The new generation of wastewater treatment facilities should include the recovery of resources as value added products. In this sense, this theme proposes the production of biopolymers in parallel to the treatment of wastewater by biological means. One of the most promising biodegradable materials to emerge in recent times is the family of polyhydroxyalkanoate (PHA) polymers produced by almost all bacteria. PHAs are synthesized and accumulated as intracellular granules that serve as an energy and carbon reserve when bacteria becomes limited for an essential nutrient but, are exposed to an excess of carbon. Among PHAs, extracellular polymeric substances (EPSs), other type of microbial biopolymers, are produced and used by microorganisms as protecting agents against desiccation and predation and as building material in biofilm formation.

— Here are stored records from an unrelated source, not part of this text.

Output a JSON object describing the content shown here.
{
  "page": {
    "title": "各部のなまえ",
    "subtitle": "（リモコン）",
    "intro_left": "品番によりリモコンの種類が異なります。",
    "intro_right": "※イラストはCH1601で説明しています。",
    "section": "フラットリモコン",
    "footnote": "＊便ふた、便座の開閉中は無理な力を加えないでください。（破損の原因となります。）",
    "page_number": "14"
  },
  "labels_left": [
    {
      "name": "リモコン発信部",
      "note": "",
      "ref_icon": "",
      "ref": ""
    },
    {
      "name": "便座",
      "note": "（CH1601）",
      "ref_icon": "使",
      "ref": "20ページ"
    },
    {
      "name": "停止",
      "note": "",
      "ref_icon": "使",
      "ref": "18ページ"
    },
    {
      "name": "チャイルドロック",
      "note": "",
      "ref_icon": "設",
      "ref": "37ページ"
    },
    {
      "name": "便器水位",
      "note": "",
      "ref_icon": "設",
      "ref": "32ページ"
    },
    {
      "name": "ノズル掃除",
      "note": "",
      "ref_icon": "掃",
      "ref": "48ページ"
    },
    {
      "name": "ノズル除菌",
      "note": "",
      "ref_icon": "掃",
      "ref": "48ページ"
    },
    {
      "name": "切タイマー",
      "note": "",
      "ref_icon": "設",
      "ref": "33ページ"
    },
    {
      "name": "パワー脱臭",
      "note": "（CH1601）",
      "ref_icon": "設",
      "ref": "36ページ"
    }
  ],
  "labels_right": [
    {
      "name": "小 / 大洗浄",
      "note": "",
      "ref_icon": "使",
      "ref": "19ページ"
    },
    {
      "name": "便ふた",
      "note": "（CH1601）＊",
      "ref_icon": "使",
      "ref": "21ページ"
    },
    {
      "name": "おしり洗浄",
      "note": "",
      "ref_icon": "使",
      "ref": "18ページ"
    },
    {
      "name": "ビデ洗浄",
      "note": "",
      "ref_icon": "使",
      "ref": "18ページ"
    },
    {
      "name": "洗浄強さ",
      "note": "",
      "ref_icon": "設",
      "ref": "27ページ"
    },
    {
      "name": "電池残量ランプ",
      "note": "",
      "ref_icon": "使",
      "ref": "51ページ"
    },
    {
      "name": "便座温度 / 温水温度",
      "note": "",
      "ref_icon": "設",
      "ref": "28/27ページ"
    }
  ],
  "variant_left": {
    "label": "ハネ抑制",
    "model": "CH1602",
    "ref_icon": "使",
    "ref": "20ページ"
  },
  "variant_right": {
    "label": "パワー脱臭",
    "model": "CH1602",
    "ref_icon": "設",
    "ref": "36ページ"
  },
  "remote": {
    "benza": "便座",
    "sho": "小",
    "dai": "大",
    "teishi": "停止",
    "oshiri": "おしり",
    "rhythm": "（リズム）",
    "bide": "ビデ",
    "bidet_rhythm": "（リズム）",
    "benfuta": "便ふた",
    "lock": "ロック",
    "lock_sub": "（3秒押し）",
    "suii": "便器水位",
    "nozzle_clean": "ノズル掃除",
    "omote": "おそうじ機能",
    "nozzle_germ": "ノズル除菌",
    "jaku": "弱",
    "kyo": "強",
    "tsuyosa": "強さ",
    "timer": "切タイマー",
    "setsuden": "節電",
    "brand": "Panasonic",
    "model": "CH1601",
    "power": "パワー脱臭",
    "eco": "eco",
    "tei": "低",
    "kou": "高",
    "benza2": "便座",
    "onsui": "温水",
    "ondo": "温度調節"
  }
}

The prevailing technology for PHA/EPS production is through the use of pure bacterial cultures requiring asepsis and using pure concentrated substrates. Although currently being produced commercially, the product is more expensive than available fossil-fuel based polymers and therefore, is still mostly regarded as a fine rather than a commodity polymer. Mixed bacterial culture production has recently started to attract a lot of attention. It has the potential to produce large amounts of EPS/PHAs at lower costs due to almost no need of sterility, simple equipment and control requirements and the ability of utilise a wide range of cheap substrates, including industrial and agricultural wastes.
In this sense, our research group aims to study the design and optimal dynamic operation (i. e. nutrient conditions, aeration mode, carbon source concentration and type, temperature and pH) of a mixed culture process for the efficient production of EPS/PHA with tailor-made molecular properties. Also we are interested in optimising the biopolymers extration.